The jagged line at the bottom of the screen is a very basic heart trace – all the peaks and troughs should be the same for a normal heart – mine, as you can see, isn’t normal. All 4 pics were taken in about 3 or 4 minutes – this is normal for me and, clearly, all is not well. And it feels much as it looks – as if I have a madly-flapping bird trapped in my chest!
And yes, a proper ECG will show the same thing, though it needs to be interpreted. This trace is simplified as it’s only intended to show that something is wrong, not what.
The large 93 is my oxygen saturation percentage, 089 is my heart rate, and the vertical bar is heart-beat strength – higher is better. The horizontal bar, top right), is the battery gauge. The tiny 85 at extreme left is the default alarm setting for bradycardia (left unchanged as my problem is tachycardia). The multicoloured light at the bottom is nothing – just a reflection.

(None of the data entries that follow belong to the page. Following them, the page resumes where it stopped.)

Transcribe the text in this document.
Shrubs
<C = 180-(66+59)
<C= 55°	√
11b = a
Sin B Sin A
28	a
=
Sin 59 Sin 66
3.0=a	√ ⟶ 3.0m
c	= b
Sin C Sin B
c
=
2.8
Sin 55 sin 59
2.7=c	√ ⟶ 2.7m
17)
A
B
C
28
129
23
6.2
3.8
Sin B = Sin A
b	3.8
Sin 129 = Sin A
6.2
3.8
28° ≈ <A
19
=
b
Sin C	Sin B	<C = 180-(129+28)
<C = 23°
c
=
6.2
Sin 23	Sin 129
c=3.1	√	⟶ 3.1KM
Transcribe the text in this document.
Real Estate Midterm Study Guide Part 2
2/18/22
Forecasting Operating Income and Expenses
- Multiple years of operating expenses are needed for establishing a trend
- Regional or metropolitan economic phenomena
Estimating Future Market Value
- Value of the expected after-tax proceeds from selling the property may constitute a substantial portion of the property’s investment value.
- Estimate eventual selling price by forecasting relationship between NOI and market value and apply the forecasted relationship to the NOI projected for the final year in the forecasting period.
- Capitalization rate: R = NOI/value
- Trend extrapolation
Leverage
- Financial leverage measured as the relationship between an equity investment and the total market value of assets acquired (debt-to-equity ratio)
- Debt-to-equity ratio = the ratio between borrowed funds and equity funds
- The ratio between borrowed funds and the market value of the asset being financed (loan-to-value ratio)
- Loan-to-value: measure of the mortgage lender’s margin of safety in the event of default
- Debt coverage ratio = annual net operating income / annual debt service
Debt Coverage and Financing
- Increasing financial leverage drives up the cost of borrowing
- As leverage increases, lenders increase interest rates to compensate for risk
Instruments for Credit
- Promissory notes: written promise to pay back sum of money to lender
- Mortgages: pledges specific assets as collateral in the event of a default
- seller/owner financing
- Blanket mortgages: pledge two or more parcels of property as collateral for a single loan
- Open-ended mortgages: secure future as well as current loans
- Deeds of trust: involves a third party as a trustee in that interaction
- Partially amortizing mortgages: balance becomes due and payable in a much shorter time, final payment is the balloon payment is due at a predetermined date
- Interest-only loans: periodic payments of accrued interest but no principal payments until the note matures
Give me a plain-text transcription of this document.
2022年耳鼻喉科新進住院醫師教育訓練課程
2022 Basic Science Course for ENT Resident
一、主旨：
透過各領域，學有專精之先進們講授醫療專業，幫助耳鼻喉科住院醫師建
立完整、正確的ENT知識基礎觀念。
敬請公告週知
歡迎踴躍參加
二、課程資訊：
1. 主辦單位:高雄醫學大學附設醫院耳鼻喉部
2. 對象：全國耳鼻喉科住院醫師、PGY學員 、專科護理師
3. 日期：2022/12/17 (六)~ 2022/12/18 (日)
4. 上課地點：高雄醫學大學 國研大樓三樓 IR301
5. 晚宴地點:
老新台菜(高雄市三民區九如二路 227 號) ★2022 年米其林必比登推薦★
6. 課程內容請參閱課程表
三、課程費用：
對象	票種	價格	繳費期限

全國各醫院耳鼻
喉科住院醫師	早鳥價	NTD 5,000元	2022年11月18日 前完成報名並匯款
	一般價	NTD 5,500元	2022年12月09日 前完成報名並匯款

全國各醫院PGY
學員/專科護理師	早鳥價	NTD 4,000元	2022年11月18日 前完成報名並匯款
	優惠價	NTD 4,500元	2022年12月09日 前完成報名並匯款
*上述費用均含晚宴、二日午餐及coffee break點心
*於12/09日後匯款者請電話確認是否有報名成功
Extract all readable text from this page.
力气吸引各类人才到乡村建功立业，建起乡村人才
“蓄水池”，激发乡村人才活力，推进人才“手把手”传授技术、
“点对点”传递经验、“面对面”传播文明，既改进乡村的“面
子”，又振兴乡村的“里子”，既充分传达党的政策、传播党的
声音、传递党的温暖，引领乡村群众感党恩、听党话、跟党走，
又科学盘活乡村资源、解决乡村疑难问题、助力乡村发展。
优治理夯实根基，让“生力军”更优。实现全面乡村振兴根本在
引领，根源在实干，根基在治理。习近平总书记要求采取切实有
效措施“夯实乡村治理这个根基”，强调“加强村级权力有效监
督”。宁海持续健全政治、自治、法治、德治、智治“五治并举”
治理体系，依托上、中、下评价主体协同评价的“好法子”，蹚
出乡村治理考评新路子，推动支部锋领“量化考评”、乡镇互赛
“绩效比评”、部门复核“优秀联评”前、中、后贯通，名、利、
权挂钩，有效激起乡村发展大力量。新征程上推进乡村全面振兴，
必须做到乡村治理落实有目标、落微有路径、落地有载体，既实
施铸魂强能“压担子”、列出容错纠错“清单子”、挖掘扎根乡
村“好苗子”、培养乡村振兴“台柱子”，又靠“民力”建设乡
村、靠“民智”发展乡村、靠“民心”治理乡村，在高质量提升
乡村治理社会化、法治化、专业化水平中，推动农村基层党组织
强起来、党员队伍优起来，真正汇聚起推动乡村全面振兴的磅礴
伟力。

Oh, and the “expert” Heart Failure Nurse insisted that the trace was nothing to do with my heart (though it’s in synch with the heart-beat strength indicator), and – the clincher – the manufacturers say it’s a heart trace, and they should know!
Windows Live “Writer” assigns apparently random numbers to images. Despite what you might see when you hover the cursor over them, they are in sequence.